Jusqu’à présent, pourtant, le point de vue traditionnel libéral américain avertissait (à l’inverse) que lorsque la politique budgétaire pousse le chômage en dessous de son niveau naturel, l’inflation augmente et les taux d’intérêt augmentent. La nouvelle vision est que la politique budgétaire et monétaire devrait être utilisée pour minimiser le chômage autant que possible.
Barrières douanières, relocalisations américaines, sanctions contre les entreprises qui délocalisent, protectionnisme, exclusions (et menaces d’exclusions) de certains pays partenaires : les Etats-Unis n’ont pas renoncé officiellement à l’économie de marché, (ni à l’imposer aux autres), mais comme on le voit les entorses à la « pureté libérale » se multiplient.
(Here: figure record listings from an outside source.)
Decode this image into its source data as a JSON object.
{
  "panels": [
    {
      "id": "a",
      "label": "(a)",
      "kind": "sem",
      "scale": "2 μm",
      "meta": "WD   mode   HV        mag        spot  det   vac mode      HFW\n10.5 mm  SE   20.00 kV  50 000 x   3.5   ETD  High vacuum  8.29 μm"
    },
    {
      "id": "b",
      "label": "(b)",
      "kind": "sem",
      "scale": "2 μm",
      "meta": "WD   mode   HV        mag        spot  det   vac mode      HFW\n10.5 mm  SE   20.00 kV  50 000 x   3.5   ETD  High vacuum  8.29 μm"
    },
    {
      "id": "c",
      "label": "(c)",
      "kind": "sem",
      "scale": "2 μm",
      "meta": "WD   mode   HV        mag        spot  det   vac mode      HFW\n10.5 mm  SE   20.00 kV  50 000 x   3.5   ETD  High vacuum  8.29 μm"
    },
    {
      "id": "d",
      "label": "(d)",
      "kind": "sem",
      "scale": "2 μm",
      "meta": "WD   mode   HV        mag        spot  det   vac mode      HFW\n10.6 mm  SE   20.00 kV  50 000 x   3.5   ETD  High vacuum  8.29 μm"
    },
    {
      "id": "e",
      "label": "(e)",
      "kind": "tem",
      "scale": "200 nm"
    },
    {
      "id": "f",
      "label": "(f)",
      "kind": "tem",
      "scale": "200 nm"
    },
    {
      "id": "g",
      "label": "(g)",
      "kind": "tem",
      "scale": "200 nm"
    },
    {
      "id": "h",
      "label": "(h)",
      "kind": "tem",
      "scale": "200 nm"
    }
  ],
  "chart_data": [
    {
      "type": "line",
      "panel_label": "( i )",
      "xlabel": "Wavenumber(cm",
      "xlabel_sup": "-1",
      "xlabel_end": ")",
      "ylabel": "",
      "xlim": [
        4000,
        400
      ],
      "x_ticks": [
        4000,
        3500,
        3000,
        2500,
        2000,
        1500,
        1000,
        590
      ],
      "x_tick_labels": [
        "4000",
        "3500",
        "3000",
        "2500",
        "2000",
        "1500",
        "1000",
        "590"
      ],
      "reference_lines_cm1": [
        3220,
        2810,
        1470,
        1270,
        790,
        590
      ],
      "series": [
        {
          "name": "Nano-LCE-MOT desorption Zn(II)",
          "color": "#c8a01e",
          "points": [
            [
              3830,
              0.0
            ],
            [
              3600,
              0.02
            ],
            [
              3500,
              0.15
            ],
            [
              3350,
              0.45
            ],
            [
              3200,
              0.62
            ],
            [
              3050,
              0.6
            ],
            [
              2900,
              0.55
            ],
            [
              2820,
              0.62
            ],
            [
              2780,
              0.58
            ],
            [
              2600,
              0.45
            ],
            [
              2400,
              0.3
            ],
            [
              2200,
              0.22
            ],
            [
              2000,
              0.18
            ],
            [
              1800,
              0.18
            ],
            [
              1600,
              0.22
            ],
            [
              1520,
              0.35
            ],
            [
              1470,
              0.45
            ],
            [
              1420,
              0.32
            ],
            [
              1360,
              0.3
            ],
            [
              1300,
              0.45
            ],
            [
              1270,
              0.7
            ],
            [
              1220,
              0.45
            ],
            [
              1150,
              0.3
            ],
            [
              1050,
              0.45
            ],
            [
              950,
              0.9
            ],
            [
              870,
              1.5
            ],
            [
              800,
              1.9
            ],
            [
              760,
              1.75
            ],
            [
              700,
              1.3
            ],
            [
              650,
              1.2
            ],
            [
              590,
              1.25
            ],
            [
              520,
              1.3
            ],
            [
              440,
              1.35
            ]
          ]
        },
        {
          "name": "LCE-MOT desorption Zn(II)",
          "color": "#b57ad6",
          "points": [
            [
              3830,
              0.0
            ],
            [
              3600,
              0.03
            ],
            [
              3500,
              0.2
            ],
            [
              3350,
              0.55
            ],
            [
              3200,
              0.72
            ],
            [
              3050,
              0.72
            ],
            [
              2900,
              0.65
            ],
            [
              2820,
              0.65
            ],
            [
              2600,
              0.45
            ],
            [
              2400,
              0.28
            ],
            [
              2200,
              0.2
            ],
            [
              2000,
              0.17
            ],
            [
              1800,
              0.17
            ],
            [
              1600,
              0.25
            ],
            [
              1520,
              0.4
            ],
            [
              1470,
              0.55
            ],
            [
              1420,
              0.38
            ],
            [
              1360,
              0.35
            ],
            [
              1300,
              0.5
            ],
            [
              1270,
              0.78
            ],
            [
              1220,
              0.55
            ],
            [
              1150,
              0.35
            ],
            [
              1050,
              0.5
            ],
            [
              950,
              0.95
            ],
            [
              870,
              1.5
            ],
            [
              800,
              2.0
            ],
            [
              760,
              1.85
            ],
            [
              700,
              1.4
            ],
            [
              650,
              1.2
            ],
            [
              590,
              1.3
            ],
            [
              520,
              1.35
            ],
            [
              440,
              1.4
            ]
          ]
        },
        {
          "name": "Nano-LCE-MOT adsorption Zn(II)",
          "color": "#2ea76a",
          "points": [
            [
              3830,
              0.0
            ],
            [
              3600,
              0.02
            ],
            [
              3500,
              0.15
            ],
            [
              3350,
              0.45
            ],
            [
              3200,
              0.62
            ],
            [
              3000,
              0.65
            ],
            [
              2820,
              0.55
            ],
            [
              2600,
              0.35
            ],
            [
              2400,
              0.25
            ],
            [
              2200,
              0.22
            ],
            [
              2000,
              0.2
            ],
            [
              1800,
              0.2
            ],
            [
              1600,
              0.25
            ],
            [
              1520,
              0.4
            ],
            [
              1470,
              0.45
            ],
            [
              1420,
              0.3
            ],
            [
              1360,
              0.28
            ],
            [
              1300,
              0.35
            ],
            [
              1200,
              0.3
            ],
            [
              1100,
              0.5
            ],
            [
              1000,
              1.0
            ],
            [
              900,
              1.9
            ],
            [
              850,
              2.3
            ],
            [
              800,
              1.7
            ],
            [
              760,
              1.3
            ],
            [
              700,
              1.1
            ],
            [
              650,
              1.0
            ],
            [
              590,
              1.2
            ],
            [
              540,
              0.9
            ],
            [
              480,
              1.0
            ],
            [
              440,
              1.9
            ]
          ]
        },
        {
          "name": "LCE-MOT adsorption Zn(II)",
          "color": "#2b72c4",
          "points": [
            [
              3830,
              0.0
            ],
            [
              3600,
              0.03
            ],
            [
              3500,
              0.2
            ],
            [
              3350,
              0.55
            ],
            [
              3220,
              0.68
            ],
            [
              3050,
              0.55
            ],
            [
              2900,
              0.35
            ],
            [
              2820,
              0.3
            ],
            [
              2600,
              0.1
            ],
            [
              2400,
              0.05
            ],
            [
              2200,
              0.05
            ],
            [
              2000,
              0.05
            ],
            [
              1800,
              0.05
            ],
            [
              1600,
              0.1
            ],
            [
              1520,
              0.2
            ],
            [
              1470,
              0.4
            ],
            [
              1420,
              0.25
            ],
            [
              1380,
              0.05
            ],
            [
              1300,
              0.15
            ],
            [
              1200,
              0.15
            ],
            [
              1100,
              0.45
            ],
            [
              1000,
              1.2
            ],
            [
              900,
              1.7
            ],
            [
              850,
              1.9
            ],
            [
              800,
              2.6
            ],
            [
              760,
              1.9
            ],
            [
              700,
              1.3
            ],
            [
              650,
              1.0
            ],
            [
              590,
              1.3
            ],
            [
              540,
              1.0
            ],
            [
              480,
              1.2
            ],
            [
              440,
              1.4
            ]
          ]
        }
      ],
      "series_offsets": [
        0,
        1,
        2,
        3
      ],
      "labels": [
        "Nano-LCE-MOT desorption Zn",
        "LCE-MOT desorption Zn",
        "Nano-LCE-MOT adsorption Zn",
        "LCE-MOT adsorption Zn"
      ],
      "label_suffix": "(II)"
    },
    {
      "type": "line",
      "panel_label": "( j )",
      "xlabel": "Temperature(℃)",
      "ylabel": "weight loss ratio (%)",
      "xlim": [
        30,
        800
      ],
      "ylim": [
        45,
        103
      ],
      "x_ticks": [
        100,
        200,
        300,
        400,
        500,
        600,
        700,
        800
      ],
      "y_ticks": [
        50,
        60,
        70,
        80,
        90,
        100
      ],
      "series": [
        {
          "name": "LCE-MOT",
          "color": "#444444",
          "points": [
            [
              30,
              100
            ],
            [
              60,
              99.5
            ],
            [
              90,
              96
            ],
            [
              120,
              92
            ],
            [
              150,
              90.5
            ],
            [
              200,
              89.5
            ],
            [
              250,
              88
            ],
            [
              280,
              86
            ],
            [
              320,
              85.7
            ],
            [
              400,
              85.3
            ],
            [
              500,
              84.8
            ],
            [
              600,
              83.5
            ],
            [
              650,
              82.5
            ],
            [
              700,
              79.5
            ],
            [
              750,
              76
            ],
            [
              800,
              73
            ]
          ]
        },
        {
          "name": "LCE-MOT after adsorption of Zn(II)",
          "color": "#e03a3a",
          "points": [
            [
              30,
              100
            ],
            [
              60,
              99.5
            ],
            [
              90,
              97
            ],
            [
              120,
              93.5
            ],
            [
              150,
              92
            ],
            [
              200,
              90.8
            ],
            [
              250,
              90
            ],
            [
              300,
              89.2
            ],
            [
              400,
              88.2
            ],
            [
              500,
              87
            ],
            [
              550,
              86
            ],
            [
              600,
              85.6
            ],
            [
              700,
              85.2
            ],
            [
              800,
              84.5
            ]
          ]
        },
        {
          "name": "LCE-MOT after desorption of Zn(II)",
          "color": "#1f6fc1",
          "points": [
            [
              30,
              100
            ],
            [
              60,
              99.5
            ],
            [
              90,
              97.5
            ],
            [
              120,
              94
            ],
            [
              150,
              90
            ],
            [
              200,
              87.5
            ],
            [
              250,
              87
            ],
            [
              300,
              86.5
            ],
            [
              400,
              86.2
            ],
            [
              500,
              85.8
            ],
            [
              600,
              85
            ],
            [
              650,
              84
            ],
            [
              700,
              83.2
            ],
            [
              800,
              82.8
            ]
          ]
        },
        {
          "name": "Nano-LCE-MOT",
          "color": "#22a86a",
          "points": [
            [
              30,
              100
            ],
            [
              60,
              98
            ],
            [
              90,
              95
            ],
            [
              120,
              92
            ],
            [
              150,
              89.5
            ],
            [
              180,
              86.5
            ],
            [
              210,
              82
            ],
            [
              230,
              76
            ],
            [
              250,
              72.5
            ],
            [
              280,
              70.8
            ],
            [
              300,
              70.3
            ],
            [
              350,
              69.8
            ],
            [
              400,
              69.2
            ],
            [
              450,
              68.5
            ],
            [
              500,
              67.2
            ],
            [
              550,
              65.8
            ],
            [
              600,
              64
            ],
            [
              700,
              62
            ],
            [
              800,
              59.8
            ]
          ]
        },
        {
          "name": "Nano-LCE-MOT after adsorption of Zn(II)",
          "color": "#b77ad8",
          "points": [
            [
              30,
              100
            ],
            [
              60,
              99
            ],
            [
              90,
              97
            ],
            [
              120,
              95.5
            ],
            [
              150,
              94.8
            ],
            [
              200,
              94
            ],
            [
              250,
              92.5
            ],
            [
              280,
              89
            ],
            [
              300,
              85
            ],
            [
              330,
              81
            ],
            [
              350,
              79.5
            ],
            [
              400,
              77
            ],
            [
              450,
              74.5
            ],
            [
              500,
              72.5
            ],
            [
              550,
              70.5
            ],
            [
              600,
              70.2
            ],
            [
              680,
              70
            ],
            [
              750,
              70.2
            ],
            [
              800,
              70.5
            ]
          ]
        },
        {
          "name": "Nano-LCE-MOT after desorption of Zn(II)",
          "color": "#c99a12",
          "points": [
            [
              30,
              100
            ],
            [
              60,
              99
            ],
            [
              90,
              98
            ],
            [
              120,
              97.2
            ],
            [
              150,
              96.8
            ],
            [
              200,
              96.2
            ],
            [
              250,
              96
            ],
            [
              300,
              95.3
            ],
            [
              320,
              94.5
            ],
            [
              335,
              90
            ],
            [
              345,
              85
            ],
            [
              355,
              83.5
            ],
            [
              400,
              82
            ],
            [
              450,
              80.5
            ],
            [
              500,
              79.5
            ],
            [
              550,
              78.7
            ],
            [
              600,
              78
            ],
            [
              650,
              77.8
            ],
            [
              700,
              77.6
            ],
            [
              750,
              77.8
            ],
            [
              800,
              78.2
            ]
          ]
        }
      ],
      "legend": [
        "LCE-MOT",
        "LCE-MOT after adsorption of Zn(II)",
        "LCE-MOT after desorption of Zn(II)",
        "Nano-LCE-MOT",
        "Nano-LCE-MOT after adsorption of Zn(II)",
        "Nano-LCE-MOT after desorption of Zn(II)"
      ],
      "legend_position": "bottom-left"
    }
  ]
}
L’économie mondiale en pleine recomposition
D’une part la période de la Covid a poussé bien des pays à des remises en question économiques – il leur a fallu trouver des solutions rapidement – et d’autre part, comme chacun a pu le constater, la Chine, la Russie (et d’autres puissances dont les relations sont tendues avec le monde occidental), accentuent leurs relations commerciales – poussent leurs pions – un peu partout sur la planète. Il y a donc en ce moment une forte recomposition économique. Les « anti-américains » appellent cela la « multipolarisation » : « depuis la chute de l’URSS, les Etats-Unis étaient le seul pôle à contrôler l’économie mondiale, mais désormais il va y avoir plusieurs pôles, notamment autour de la Chine et de la Russie ». Que ce soit pour le meilleur ou pour le pire… il est difficile de contredire cette théorie. Les deux nouveaux pôles ont su depuis des décennies tisser avec des pays émergents des partenariats apparemment plus avantageux que ce que proposait le monde occidental (et ses alliés). Pour y faire face, les Bidenomics ont donc dû rectifier la ligne, là-aussi, et infléchir les politiques de la Banque Mondiale et du FMI. En effet, elles distribuaient des sommes d’argent aux pays en voie de développement, en contrepartie de l’application d’une politique libérale et souvent de cures d’austérité peu sympathiques. Les pays bénéficiaires de cet argent pouvaient donc exporter leurs matières premières vers l’Occident et ses alliés, mais paradoxalement ils ne pouvaient pas investir autant qu’ils l’auraient souhaité dans le développement de leurs propres infrastructures (qui leur auraient permis, par exemple, la transformation de leurs matières premières). Or, quand ce sont les Chinois ou les Russes qui investissent dans ces pays, ils ne demandent pas de contrepartie. Juste de pouvoir y faire du business.
Ainsi, les différents « pôles » n’ont pas la même approche afin de courtiser leurs partenaires.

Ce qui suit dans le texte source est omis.